Jim Root Was Too Depressed to Contribute Much to New Slipknot Album | Revolver

Jim Root Was Too Depressed to Contribute Much to New Slipknot Album

"Guitars were depressing me. Everything was depressing me."
slipknot jim root AZU knotfest 2022, Azu Rodriguez
photograph by Azu Rodriguez

Jim Root has a complicated relationship with Slipknot's new album, THE END, SO FAR. The band's co-guitarist previously said that he wasn't fully satisfied with the way the record came out due to the unconventional recording process that resulted from the band being separated from one another in COVID times. Now, he's revealed that he wasn't able to contribute very many ideas during the album's conception because he was battling a serious bout of depression that drained his artistic hunger. 

In a new interview with Guitar World, Root, who's historically very involved with the songwriting process, credited his bandmates, bassist Alessandro Venturella and percussionist Shawn "Clown" Crahan, for filling his shoes in the writing stages when he was dealing with some severe mental health issues that caused him to re-evaulate his role as a musician. Fortunately, it sounds like he's also made progress in pulling himself out of that dark place, but things weren't looking good during THE END, SO FAR's creation.

"Guitars were depressing me. Everything was depressing me," Root said. "It's weird how the wires in your brain will cross up and whereas previously the guitar was an outlet for me to escape stuff, this time when I looked at it, it just reminded me of all the things that I wasn't able to do because of COVID. So, this positive force in my life turned into this negative thing, which would've been absolutely fucking horrifying if I hadn't been able to pull myself out of it.

"Now I pick up a guitar and I'm like, 'What would I do without this?' But back then, I was so far from that place. I was losing any sense of positivity. I had zero purpose at all. And I thought, 'What difference does it make if I'm here or if I'm not here? What good is my existence? I've pretty much accomplished everything in life that I've set out to accomplish. How do I set new goals and why should I bother?' That's what was going through my head and it was scary."

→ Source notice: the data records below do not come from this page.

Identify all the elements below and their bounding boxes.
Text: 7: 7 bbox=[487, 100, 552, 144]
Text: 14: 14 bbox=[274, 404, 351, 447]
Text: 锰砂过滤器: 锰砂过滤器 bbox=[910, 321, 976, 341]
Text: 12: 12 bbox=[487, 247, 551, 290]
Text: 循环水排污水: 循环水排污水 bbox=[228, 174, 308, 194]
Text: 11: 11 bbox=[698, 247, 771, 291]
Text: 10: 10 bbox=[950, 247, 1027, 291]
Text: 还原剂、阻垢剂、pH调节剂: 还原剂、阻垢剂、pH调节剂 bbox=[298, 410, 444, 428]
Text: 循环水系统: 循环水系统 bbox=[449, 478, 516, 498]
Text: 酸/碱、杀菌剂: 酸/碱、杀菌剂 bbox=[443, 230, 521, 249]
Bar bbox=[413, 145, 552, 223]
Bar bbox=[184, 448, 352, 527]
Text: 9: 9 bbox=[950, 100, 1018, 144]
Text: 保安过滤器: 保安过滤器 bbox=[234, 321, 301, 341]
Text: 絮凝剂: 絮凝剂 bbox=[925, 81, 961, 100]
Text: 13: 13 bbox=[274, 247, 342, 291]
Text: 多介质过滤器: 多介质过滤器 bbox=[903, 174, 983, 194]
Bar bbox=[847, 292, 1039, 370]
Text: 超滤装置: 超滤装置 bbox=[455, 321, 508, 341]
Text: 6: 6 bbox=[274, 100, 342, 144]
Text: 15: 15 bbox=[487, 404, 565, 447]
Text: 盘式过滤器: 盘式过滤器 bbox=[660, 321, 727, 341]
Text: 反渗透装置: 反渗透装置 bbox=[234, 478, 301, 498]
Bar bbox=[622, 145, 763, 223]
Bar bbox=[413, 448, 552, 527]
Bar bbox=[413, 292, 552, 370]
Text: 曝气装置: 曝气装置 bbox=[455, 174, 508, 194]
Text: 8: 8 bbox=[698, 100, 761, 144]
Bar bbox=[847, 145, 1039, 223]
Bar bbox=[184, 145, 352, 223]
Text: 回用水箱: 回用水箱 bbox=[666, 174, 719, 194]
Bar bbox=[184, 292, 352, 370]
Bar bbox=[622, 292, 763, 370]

"I tried to do some stuff," he added. "If I had felt a little more confident and positive, I would've said, 'Oh, this is great. I've got all this downtime to sit and write and be creative.' I normally write in my house, but I had a bad leak and there was water damage so I had to try to find someplace different to set up my computer and write.

"It just didn't feel right and gave me anxiety to try to work that way, which made me give up trying. I wasn't in my comfort zone even being by myself. I was trapped in my head and I overthought everything.

"I was thinking about a bad relationship I was dealing with and trying to figure out the problem. 'Am I the problem? Do I need to try harder?' I was questioning everything and coming up with no answers and getting more depressed. I got to the point where I was really struggling to even want to see the next day."